Understanding the concept of causality is valuable to the design of a research study, experimental or not. For example, for causality to exist, the cause and effect have to be observed (measured) many times (2 or 3 is not enough), proving that constant conjunction exists and therefore confirming the potential for the existence of a causal relationship. This is what, fundamentally, statistical analysis tries to do. Therefore, the study should be designed so that that is possible. The other attributes are helpful in guiding the design and interpretation. For example, temporal succession should guide not only the determination of which is the independent and which is the dependent variable, but also in the selection of the variables appropriate for the study. Contiguity is also helpful in the selection and definition of variables and can be used as a checkpoint in building the model to be tested. Conjunctive plurality helps by raising awareness about the fact that many events can participate in the onset of the effect and is useful in the selection and definition of the variables used to define the construct being studied.
For a causal relationship to be truly understood, one needs to answer three questions: what?, why?, how?. The what? questions is answered through statistical analysis and proves that constant conjunction happens while the other requirements for a causal relation to exist are met. The how? and why? questions provide an explanation of the mechanisms at work that underlie the causal relations as well as the reasoning for the purpose of the relationship and what it means for theory and practice.

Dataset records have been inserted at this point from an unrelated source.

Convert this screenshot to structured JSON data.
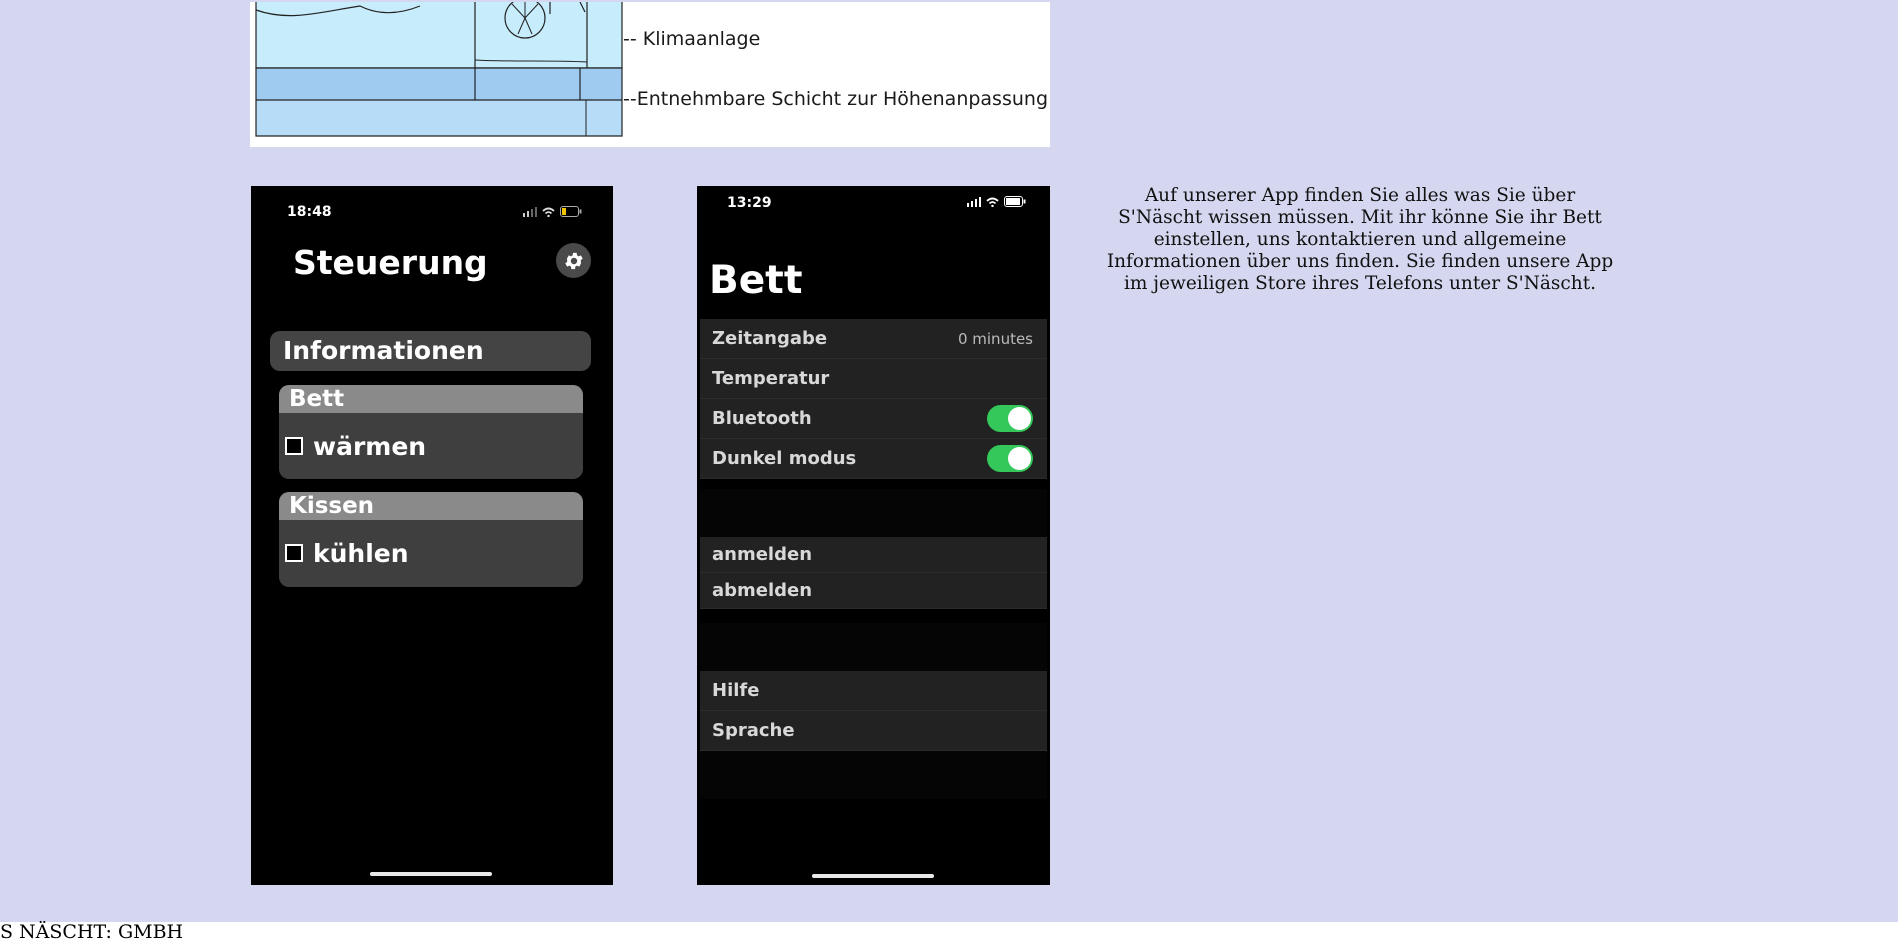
{
  "illustration": {
    "label_ac": "-- Klimaanlage",
    "label_layer": "--Entnehmbare Schicht zur Höhenanpassung"
  },
  "phone_control": {
    "status_time": "18:48",
    "title": "Steuerung",
    "info_label": "Informationen",
    "cards": [
      {
        "title": "Bett",
        "option": "wärmen"
      },
      {
        "title": "Kissen",
        "option": "kühlen"
      }
    ],
    "icons": [
      "gear-icon",
      "signal-icon",
      "wifi-icon",
      "battery-icon"
    ]
  },
  "phone_settings": {
    "status_time": "13:29",
    "title": "Bett",
    "rows": {
      "zeitangabe": {
        "label": "Zeitangabe",
        "value": "0 minutes"
      },
      "temperatur": {
        "label": "Temperatur"
      },
      "bluetooth": {
        "label": "Bluetooth",
        "on": true
      },
      "dunkel": {
        "label": "Dunkel modus",
        "on": true
      }
    },
    "account": {
      "login": "anmelden",
      "logout": "abmelden"
    },
    "support": {
      "help": "Hilfe",
      "language": "Sprache"
    },
    "toggle_color": "#34c759"
  },
  "description": "Auf unserer App finden Sie alles was Sie über S'Näscht wissen müssen. Mit ihr könne Sie ihr Bett einstellen, uns kontaktieren und allgemeine Informationen über uns finden. Sie finden unsere App im jeweiligen Store ihres Telefons unter S'Näscht.",
  "footer": "S NÄSCHT: GMBH",
  "colors": {
    "page_background": "#d4d7ef",
    "phone_background": "#000000"
  }
}
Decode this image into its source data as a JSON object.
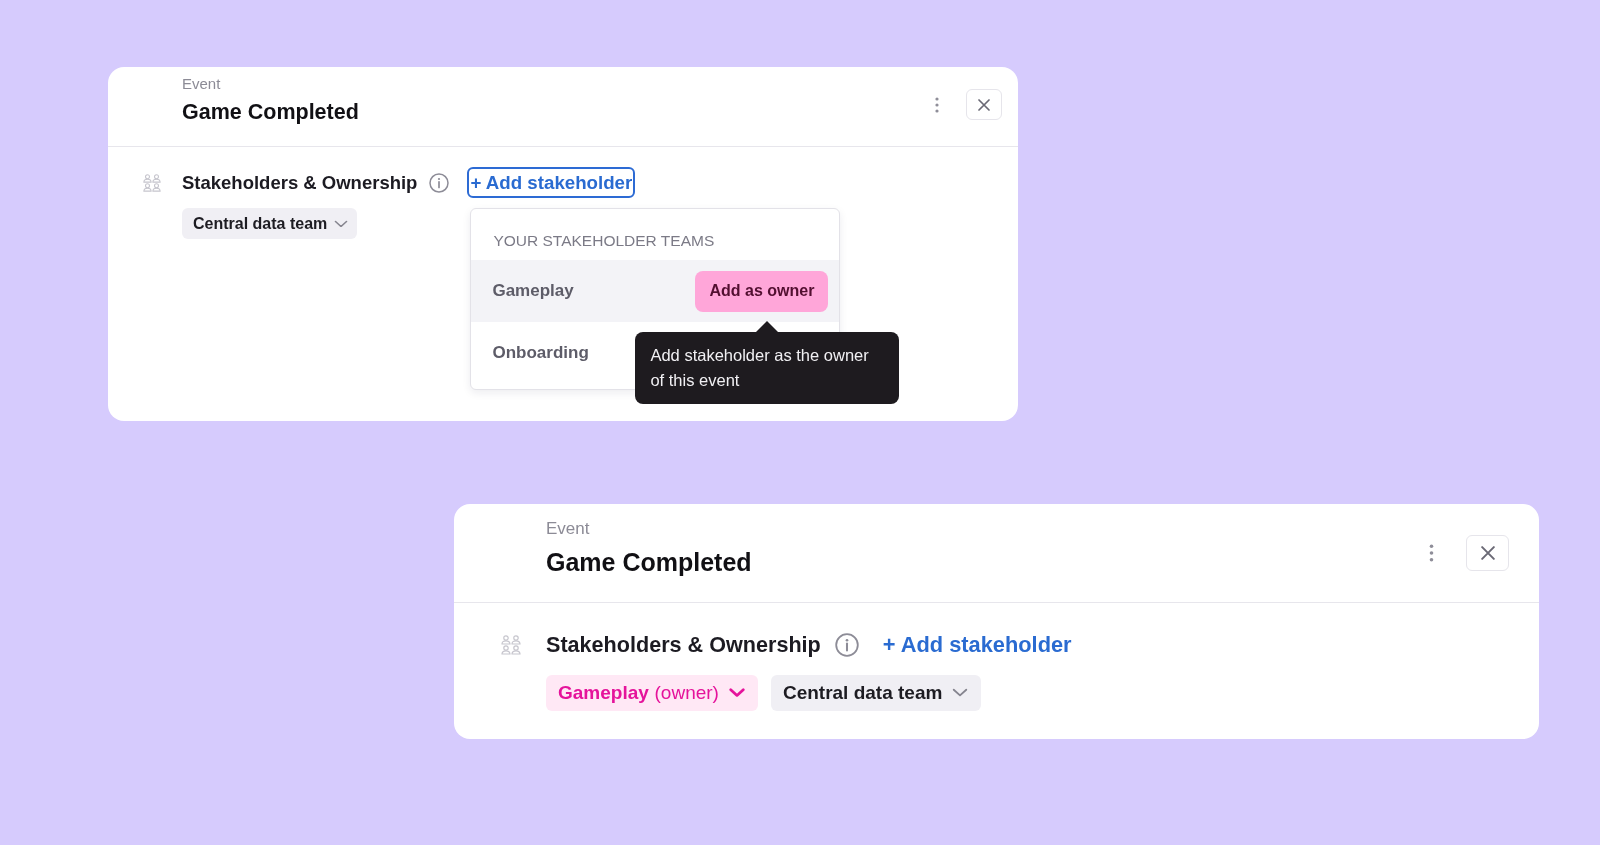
{
  "panels": [
    {
      "eyebrow": "Event",
      "title": "Game Completed",
      "section": {
        "title": "Stakeholders & Ownership",
        "add_button": {
          "label": "+ Add stakeholder",
          "focused": true
        },
        "stakeholders": [
          {
            "name": "Central data team",
            "owner": false
          }
        ]
      },
      "menu": {
        "heading": "YOUR STAKEHOLDER TEAMS",
        "items": [
          {
            "label": "Gameplay",
            "hovered": true,
            "action": {
              "label": "Add as owner",
              "tooltip": "Add stakeholder as the owner of this event"
            }
          },
          {
            "label": "Onboarding",
            "hovered": false
          }
        ]
      }
    },
    {
      "eyebrow": "Event",
      "title": "Game Completed",
      "section": {
        "title": "Stakeholders & Ownership",
        "add_button": {
          "label": "+ Add stakeholder",
          "focused": false
        },
        "stakeholders": [
          {
            "name": "Gameplay",
            "role": "(owner)",
            "owner": true
          },
          {
            "name": "Central data team",
            "owner": false
          }
        ]
      }
    }
  ]
}
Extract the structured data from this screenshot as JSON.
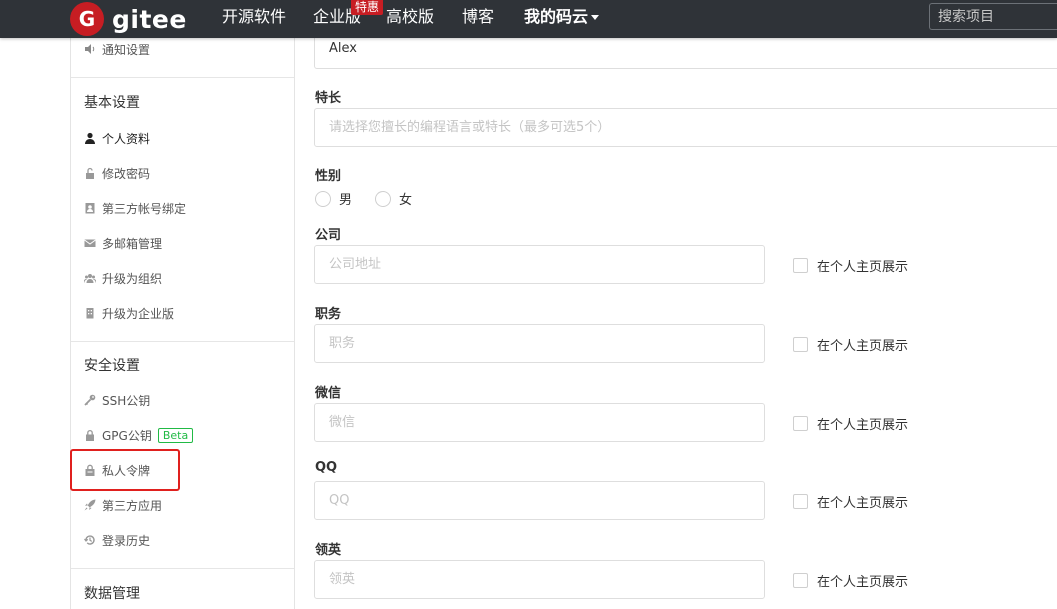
{
  "brand": {
    "logo_letter": "G",
    "name": "gitee"
  },
  "nav": {
    "items": [
      "开源软件",
      "企业版",
      "高校版",
      "博客",
      "我的码云"
    ],
    "special_badge": "特惠",
    "search_placeholder": "搜索项目"
  },
  "sidebar": {
    "top_item": "通知设置",
    "basic_heading": "基本设置",
    "basic_items": [
      "个人资料",
      "修改密码",
      "第三方帐号绑定",
      "多邮箱管理",
      "升级为组织",
      "升级为企业版"
    ],
    "security_heading": "安全设置",
    "security_items": [
      "SSH公钥",
      "GPG公钥",
      "私人令牌",
      "第三方应用",
      "登录历史"
    ],
    "beta_label": "Beta",
    "data_heading": "数据管理"
  },
  "form": {
    "name_value": "Alex",
    "specialty_label": "特长",
    "specialty_placeholder": "请选择您擅长的编程语言或特长（最多可选5个）",
    "gender_label": "性别",
    "gender_options": [
      "男",
      "女"
    ],
    "company_label": "公司",
    "company_placeholder": "公司地址",
    "position_label": "职务",
    "position_placeholder": "职务",
    "wechat_label": "微信",
    "wechat_placeholder": "微信",
    "qq_label": "QQ",
    "qq_placeholder": "QQ",
    "linkedin_label": "领英",
    "linkedin_placeholder": "领英",
    "show_on_profile": "在个人主页展示"
  },
  "colors": {
    "nav_bg": "#2f3338",
    "brand_red": "#c71d23",
    "beta_green": "#21ba45",
    "highlight": "#e0201e"
  }
}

Discovery, understanding, and documentation of causal relationships is, most of the time, the focus of most research studies that use quantitative approaches to understand concepts, constructs, and phenomena. This chapter just scratched the surface of a much larger conversation on causality as it relates to the scientific method reflected in quantitative research designs. Causality is both the starting point and the end goal of many statistical analysis methods and can be observed at work through the theory and practice of statistics. It is construct worth exploring and understanding and a conversation worth having as it will lead to better research designs, with higher quality findings. Do not stop here.